I see a DIY for the MK5 city lights but any instructions on how to get to the City Light bulb on the MK4, please? Thanks!


----------



## GT17V (Aug 7, 2001)

for a golf/GTI: open high beam cover.
Reach in & grab the city light & pull out of the housing.


----------



## PROJECT-X (Jul 11, 2009)

*Re: (GT17V)*

That is seeming impossible. Is there some trick to it? All I can see is what looks like a fat chunky plug and it won't budge. I'm assuming I need to unplug this first?
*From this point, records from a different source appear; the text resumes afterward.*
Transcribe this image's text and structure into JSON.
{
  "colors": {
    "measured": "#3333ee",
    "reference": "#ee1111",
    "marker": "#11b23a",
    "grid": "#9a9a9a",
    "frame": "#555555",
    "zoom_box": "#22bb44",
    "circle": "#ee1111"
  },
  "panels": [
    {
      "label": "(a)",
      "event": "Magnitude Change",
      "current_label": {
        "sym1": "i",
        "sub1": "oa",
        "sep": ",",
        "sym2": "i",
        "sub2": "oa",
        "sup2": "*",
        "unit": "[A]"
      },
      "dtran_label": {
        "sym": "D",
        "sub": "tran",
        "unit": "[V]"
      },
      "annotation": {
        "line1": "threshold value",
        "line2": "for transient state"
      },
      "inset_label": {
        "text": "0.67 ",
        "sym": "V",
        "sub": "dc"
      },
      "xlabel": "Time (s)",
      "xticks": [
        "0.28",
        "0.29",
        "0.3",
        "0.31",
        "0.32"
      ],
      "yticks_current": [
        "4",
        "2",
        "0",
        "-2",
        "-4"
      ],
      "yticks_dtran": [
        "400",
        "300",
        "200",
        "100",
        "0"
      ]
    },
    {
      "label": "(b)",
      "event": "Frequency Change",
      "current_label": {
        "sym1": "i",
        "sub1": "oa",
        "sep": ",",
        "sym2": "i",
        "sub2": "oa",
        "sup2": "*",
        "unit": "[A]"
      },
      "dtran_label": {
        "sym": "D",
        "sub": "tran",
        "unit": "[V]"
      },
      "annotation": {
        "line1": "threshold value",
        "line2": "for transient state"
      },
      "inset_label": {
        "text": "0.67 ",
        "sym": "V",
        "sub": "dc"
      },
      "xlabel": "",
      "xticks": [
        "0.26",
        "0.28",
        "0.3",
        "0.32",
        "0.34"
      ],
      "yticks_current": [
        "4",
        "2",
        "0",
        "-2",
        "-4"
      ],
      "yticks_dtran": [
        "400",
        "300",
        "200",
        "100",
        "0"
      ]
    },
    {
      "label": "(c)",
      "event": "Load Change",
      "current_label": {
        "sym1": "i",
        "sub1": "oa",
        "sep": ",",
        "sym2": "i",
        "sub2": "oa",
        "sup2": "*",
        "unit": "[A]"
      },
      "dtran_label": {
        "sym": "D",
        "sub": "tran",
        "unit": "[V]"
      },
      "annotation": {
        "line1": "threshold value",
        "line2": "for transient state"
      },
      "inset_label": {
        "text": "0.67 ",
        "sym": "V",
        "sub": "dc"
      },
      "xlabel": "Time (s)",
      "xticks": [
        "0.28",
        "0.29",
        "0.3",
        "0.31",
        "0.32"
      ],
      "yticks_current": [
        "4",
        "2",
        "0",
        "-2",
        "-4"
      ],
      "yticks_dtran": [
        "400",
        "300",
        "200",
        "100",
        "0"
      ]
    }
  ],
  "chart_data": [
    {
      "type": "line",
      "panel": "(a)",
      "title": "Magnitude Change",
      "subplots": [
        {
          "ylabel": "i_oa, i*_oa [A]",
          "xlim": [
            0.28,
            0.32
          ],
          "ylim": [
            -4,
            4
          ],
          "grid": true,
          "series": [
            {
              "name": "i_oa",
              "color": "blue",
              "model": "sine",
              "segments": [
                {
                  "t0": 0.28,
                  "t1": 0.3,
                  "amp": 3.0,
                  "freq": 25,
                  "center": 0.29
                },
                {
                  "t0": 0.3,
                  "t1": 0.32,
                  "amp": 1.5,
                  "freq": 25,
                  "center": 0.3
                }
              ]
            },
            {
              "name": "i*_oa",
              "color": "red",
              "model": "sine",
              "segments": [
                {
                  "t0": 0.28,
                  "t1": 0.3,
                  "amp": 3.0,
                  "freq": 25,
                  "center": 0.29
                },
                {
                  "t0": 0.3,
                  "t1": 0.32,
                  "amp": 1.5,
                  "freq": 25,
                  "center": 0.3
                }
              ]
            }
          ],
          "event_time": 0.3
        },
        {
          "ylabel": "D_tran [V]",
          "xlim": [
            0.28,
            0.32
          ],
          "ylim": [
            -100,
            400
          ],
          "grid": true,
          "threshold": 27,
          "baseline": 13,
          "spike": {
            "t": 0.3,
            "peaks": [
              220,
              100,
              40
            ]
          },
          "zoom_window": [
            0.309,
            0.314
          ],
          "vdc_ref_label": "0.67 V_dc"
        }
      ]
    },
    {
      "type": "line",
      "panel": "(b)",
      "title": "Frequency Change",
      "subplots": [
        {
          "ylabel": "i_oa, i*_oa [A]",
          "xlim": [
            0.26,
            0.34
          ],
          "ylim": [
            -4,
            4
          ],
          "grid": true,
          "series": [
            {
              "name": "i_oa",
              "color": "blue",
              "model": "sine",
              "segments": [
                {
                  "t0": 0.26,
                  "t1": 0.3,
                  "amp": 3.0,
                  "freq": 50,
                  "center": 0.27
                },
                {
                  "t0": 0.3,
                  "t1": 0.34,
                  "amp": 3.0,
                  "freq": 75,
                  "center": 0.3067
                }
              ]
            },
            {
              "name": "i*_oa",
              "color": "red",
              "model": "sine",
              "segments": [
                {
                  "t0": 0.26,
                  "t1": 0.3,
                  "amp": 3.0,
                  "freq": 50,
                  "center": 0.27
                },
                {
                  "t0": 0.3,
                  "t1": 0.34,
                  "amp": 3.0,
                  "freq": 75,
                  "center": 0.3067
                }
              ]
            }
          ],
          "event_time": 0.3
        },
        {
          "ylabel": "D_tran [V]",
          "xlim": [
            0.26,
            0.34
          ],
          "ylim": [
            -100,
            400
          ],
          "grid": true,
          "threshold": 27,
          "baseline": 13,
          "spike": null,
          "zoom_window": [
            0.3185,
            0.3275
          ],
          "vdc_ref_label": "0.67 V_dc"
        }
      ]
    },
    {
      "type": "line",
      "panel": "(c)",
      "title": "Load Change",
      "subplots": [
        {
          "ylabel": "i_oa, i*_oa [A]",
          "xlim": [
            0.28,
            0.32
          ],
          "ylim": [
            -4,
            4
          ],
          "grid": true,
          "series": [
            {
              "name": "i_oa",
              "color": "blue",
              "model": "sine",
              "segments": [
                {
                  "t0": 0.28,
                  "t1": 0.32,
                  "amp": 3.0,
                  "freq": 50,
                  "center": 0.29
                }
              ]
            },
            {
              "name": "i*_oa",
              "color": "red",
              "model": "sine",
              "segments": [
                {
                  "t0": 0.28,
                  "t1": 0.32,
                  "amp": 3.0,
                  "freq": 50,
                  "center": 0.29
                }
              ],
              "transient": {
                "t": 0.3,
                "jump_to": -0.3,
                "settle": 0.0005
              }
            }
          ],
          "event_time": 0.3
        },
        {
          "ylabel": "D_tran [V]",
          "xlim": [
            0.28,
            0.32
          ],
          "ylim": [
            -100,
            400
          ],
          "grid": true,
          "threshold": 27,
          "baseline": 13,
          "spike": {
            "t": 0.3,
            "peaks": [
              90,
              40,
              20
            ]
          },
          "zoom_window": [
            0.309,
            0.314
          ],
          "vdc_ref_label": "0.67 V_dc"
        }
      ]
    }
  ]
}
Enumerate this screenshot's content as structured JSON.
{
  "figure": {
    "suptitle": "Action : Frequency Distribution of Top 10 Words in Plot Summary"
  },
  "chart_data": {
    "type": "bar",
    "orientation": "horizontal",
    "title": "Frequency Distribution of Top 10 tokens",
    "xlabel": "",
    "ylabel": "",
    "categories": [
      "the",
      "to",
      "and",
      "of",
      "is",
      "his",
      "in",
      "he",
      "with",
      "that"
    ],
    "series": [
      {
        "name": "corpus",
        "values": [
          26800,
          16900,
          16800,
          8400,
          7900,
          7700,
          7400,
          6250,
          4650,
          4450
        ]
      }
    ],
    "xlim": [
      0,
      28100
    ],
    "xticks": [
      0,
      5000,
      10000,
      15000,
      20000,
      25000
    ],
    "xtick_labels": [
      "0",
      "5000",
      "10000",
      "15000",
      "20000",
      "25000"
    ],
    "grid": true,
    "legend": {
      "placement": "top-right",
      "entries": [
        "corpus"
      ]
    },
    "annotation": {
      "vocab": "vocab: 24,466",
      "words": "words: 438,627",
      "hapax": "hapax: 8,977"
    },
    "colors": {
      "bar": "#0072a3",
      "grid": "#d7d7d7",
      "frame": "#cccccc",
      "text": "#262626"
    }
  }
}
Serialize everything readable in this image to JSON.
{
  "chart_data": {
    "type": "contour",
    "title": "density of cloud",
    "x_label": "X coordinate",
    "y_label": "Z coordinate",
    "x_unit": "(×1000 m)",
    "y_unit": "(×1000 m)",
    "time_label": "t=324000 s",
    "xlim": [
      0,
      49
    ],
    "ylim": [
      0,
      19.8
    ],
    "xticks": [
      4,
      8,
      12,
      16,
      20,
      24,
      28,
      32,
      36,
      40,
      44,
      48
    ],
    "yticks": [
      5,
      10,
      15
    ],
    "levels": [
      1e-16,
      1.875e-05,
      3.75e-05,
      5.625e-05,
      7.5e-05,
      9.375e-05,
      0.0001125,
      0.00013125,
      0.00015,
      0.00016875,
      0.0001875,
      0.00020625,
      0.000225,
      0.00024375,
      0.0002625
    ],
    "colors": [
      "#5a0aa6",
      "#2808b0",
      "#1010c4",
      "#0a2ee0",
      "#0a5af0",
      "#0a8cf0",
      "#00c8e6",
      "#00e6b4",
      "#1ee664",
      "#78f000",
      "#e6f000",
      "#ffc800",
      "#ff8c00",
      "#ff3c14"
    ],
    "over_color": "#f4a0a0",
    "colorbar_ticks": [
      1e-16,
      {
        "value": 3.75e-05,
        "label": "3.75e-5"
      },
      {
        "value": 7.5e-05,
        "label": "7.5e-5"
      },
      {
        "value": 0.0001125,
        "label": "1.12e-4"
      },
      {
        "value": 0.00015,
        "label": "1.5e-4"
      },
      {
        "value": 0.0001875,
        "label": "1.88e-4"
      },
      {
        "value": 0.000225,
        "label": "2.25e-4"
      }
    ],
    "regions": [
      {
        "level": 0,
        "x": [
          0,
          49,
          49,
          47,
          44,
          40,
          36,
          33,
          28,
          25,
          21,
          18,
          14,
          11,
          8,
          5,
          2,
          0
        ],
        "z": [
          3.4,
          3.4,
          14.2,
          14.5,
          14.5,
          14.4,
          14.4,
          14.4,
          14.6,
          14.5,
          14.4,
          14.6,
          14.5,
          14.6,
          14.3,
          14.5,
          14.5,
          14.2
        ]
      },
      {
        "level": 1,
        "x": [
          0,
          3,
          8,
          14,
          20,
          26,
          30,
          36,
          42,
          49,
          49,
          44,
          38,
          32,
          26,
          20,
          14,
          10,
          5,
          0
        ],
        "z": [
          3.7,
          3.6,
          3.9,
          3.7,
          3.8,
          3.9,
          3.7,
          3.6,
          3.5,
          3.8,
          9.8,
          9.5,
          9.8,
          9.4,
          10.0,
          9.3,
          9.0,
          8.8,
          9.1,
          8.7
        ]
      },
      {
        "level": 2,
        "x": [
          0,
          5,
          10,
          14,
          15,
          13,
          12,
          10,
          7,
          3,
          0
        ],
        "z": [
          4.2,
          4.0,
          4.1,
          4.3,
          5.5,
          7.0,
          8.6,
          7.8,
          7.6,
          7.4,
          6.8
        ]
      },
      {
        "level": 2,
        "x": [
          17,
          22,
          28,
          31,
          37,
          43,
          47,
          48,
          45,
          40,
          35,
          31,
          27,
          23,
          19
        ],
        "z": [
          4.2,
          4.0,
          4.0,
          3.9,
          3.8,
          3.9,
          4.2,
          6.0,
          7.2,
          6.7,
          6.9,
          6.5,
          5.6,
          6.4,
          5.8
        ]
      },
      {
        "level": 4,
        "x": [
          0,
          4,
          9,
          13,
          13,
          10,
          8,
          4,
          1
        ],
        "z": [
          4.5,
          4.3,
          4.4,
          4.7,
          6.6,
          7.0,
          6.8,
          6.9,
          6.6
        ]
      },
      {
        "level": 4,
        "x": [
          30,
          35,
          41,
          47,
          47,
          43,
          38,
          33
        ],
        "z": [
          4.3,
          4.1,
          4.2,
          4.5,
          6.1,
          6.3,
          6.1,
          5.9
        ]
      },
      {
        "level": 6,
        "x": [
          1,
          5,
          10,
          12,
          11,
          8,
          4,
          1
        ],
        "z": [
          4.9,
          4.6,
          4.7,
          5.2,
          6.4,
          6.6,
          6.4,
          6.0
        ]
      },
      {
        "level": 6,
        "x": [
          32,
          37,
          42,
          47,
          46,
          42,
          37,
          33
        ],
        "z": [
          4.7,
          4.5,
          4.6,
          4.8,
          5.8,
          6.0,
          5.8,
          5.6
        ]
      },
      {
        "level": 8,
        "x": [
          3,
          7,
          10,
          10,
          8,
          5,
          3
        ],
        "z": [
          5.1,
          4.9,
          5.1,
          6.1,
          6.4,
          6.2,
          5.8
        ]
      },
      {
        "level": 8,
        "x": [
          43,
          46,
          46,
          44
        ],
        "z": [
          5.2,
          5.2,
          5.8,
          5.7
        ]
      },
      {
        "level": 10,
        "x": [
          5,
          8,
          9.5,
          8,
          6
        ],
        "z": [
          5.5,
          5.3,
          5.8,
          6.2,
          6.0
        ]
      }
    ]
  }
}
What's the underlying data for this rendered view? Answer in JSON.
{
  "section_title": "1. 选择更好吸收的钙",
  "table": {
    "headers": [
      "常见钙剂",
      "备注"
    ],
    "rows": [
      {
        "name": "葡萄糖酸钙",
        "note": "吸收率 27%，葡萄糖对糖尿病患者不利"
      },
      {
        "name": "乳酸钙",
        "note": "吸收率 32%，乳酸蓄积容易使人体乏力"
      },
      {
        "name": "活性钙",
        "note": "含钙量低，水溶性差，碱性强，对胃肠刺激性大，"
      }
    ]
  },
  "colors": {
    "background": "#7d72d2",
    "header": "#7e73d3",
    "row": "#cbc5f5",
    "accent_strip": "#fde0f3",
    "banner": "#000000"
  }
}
I'm working on the passenger side headlight.


----------



## GT17V (Aug 7, 2001)

you don't need to unplug the connector.
go look at the high beam cover. It should be pretty self explanatory to see how to open it (push down on the tab).


----------



## PROJECT-X (Jul 11, 2009)

*Re: (GT17V)*

Wow. You're right, I didn't even see the tab, thanks! OK, I got the cover off, but holy sh!t is that cramped in there. I can touch the wires holding the City Light bulb but the bulb must be fastened in some how. I'm tugging on it but it's not budging. Any tips? It's very very cramped....


----------



## GT17V (Aug 7, 2001)

it just pulls out. no twisting is required.


----------



## PROJECT-X (Jul 11, 2009)

*Re: (GT17V)*

You're the man. A little more pressure did it wonders. If you're ever in Philly, I'll get you a pint. 
I don't plan on putting it back in ever but if I decide to, I can see how getting it back in would be PITA...


----------



## GT17V (Aug 7, 2001)

*Re: (PROJECT-X)*


_Quote, originally posted by *PROJECT-X* »_You're the man. A little more pressure did it wonders. If you're ever in Philly, I'll get you a pint. 
I don't plan on putting it back in ever but if I decide to, I can see how getting it back in would be PITA...

Get me a cheesesteak with whiz & onions with spicy fries from Steve's on Bustleton & St. Vincent.
....I'm a Philly native


----------



## PROJECT-X (Jul 11, 2009)

*Re: (GT17V)*









You got it, dude.


----------